Dikkat edilirse bu tarz buluşmalara esasen iki kategori altında ele alınabilecek kesimler katılıyor. İlkini antikapitalist güçler (sistem karşıtları, çevreciler, feministler, köylü hareketleri vs.) oluştururken, diğerini ise ulusal kurtuluş hareketleri (örneğin Filistin, Batı Sahra, Bask vs.) teşkil etmektedir.

Birçok sol veya ulusal kurtuluş harekette görülen, 20. yüzyılın hâkim düşünce kalıplarını, kuram ve kavramlarını, kısacası paradigmayı aşamayıp ideolojik tıkanmadır.

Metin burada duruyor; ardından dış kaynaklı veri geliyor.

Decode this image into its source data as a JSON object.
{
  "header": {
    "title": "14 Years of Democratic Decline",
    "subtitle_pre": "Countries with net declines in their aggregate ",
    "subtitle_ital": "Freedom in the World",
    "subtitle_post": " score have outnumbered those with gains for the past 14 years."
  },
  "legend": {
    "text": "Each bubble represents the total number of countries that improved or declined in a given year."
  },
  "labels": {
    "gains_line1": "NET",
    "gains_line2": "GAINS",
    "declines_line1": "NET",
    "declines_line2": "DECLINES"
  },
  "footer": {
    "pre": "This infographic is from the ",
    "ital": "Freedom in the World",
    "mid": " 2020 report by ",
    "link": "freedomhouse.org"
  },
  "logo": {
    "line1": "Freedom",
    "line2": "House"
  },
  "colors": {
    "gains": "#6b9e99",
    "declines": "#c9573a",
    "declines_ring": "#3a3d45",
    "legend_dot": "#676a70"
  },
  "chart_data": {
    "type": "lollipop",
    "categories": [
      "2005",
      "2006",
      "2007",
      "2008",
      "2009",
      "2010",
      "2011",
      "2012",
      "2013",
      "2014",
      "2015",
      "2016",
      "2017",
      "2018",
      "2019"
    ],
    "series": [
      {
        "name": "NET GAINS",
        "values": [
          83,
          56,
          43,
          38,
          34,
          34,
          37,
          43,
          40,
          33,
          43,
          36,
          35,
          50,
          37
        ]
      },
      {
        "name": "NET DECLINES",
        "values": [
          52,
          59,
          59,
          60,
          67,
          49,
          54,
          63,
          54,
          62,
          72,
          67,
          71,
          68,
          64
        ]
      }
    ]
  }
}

Bu tıkanmanın farkında olanlar, yeni paradigmasal arayışlar içerisinde olup Demokratik Konfederalizmin hem kuram hem de pratik uygulama olarak kendileri için de model olup olamayacağını sorguluyor. Sistem karşıtı hareketler ise zihinlerinde tasarladıkları o “Başka Dünya’’nın pratikleştiği sahanın arayışında olup, Rojava’ya tam da bu nedenden ötürü bu denli ilgi göstermektedir. İki arayış da Kürt Özgürlük Hareketi’ne ve onun sahip olduğu Apocu ideolojiye yöneltiyor.

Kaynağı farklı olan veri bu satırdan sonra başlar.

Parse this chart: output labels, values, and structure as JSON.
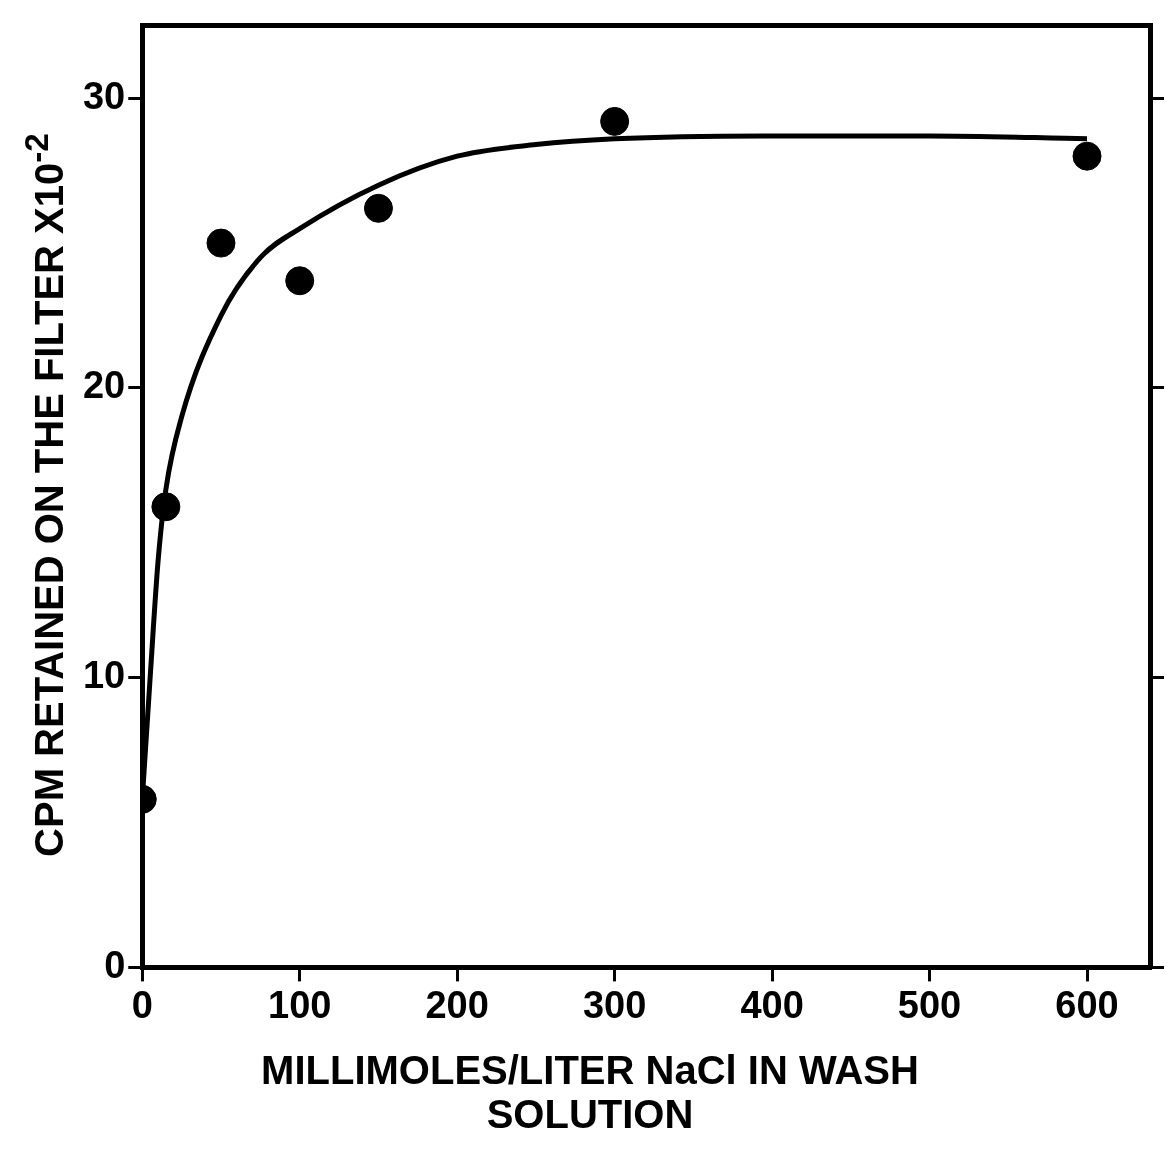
{
  "chart_data": {
    "type": "scatter",
    "xlabel": "MILLIMOLES/LITER NaCl IN WASH SOLUTION",
    "ylabel": "CPM RETAINED ON THE FILTER X10$^{-2}$",
    "xlim": [
      0,
      640
    ],
    "xticks": [
      0,
      100,
      200,
      300,
      400,
      500,
      600
    ],
    "ylim": [
      0,
      32.5
    ],
    "yticks": [
      0,
      10,
      20,
      30
    ],
    "grid": false,
    "legend": false,
    "series": [
      {
        "type": "scatter",
        "color": "#000000",
        "marker": "circle",
        "x": [
          0,
          15,
          50,
          100,
          150,
          300,
          600
        ],
        "values": [
          5.8,
          15.9,
          25.0,
          23.7,
          26.2,
          29.2,
          28.0
        ]
      },
      {
        "type": "line",
        "color": "#000000",
        "marker": "none",
        "line_style": "solid",
        "x": [
          0,
          5,
          10,
          15,
          25,
          50,
          75,
          100,
          150,
          200,
          250,
          300,
          400,
          500,
          600
        ],
        "values": [
          5.8,
          10,
          14,
          16.5,
          19,
          22.5,
          24.5,
          25.5,
          27,
          28,
          28.4,
          28.6,
          28.7,
          28.7,
          28.6
        ]
      }
    ]
  }
}
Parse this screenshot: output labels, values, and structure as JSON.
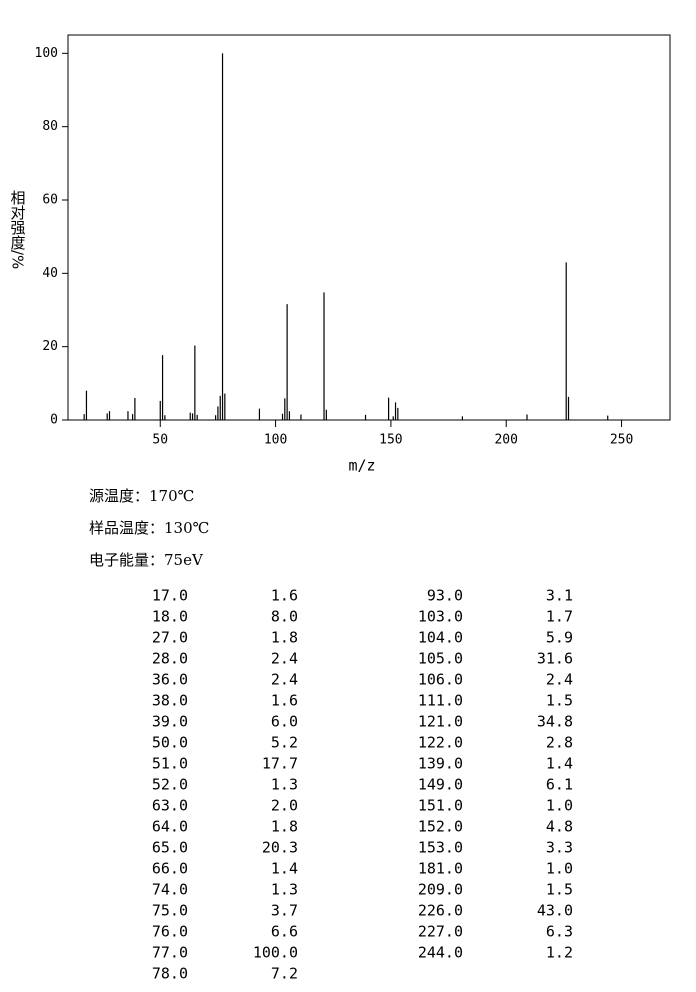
{
  "chart_data": {
    "type": "bar",
    "xlabel": "m/z",
    "ylabel": "相对强度/%",
    "x": [
      17,
      18,
      27,
      28,
      36,
      38,
      39,
      50,
      51,
      52,
      63,
      64,
      65,
      66,
      74,
      75,
      76,
      77,
      78,
      93,
      103,
      104,
      105,
      106,
      111,
      121,
      122,
      139,
      149,
      151,
      152,
      153,
      181,
      209,
      226,
      227,
      244
    ],
    "x_labels": [
      "17.0",
      "18.0",
      "27.0",
      "28.0",
      "36.0",
      "38.0",
      "39.0",
      "50.0",
      "51.0",
      "52.0",
      "63.0",
      "64.0",
      "65.0",
      "66.0",
      "74.0",
      "75.0",
      "76.0",
      "77.0",
      "78.0",
      "93.0",
      "103.0",
      "104.0",
      "105.0",
      "106.0",
      "111.0",
      "121.0",
      "122.0",
      "139.0",
      "149.0",
      "151.0",
      "152.0",
      "153.0",
      "181.0",
      "209.0",
      "226.0",
      "227.0",
      "244.0"
    ],
    "values": [
      1.6,
      8,
      1.8,
      2.4,
      2.4,
      1.6,
      6,
      5.2,
      17.7,
      1.3,
      2,
      1.8,
      20.3,
      1.4,
      1.3,
      3.7,
      6.6,
      100,
      7.2,
      3.1,
      1.7,
      5.9,
      31.6,
      2.4,
      1.5,
      34.8,
      2.8,
      1.4,
      6.1,
      1,
      4.8,
      3.3,
      1,
      1.5,
      43,
      6.3,
      1.2
    ],
    "value_labels": [
      "1.6",
      "8.0",
      "1.8",
      "2.4",
      "2.4",
      "1.6",
      "6.0",
      "5.2",
      "17.7",
      "1.3",
      "2.0",
      "1.8",
      "20.3",
      "1.4",
      "1.3",
      "3.7",
      "6.6",
      "100.0",
      "7.2",
      "3.1",
      "1.7",
      "5.9",
      "31.6",
      "2.4",
      "1.5",
      "34.8",
      "2.8",
      "1.4",
      "6.1",
      "1.0",
      "4.8",
      "3.3",
      "1.0",
      "1.5",
      "43.0",
      "6.3",
      "1.2"
    ],
    "color": "#000000",
    "xlim": [
      10,
      271
    ],
    "ylim": [
      0,
      105
    ],
    "xticks": [
      50,
      100,
      150,
      200,
      250
    ],
    "yticks": [
      0,
      20,
      40,
      60,
      80,
      100
    ]
  },
  "info": [
    "源温度：170℃",
    "样品温度：130℃",
    "电子能量：75eV"
  ]
}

Elbette ki aslolan, bu evrensellik içinde kendi tikelini bulabilmektir. Kürt Özgürlük Hareketi, sadece Kürt halkının özgürlük sorununa kalıcı bir çözüm geliştirme görevini değil, aynı zamanda evrensel düzeyde bir özgürlük perspektifini ortaya çıkarma misyonunu üstlenmiştir. Bugün dünyanın dört bir yanında, aralarında büyük fark bulunan güçlerin arayışlarına adres oluyorsa, yereli evrenselden ayrı ele almadığından, kendi evrenselliği içinde bütün ilerici yerellere bir tikellik zemini sunduğundandır.

Kürt hareketi, mücadelesi ve ideolojik çizgisinin bunun farkındalığı ile dışarıda anlatılması, tanıtılması ve temsil edilmesi oldukça önemlidir. Unutmamalı; tarihsel bir momenttir yaşanan. Bunun bilinciyle yaşamak elzemdir.

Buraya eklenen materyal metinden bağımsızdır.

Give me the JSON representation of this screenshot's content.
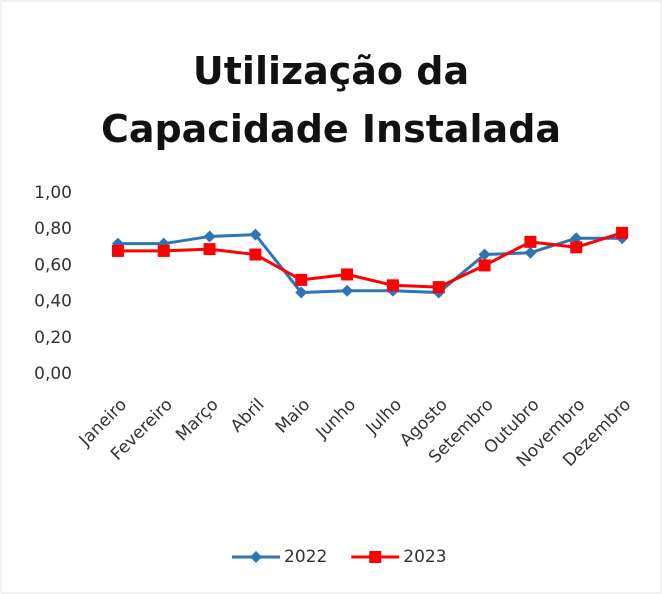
{
  "chart_data": {
    "type": "line",
    "title": "Utilização da Capacidade Instalada",
    "categories": [
      "Janeiro",
      "Fevereiro",
      "Março",
      "Abril",
      "Maio",
      "Junho",
      "Julho",
      "Agosto",
      "Setembro",
      "Outubro",
      "Novembro",
      "Dezembro"
    ],
    "series": [
      {
        "name": "2022",
        "color": "#2e75b6",
        "marker": "diamond",
        "values": [
          0.72,
          0.72,
          0.76,
          0.77,
          0.45,
          0.46,
          0.46,
          0.45,
          0.66,
          0.67,
          0.75,
          0.75
        ]
      },
      {
        "name": "2023",
        "color": "#ff0000",
        "marker": "square",
        "values": [
          0.68,
          0.68,
          0.69,
          0.66,
          0.52,
          0.55,
          0.49,
          0.48,
          0.6,
          0.73,
          0.7,
          0.78
        ]
      }
    ],
    "ylim": [
      0,
      1
    ],
    "yticks": [
      {
        "value": 0,
        "label": "0,00"
      },
      {
        "value": 0.2,
        "label": "0,20"
      },
      {
        "value": 0.4,
        "label": "0,40"
      },
      {
        "value": 0.6,
        "label": "0,60"
      },
      {
        "value": 0.8,
        "label": "0,80"
      },
      {
        "value": 1,
        "label": "1,00"
      }
    ],
    "grid": false,
    "legend": "bottom"
  }
}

Ve bir şey daha unutulmamalı: Halk ve hareket olarak çok şanslıyız. Günümüzün en büyük düşünürlerinden olan Kürt Halk Önderi Abdullah Öcalan’ın öncülüğünde 20. yüzyıldan 21. yüzyıla geçişte paradigmasal değişimi başardığımız, ideolojide yenilenmeyi sağlayabildiğimiz için. Bunun için ne kadar şükretsek azdır.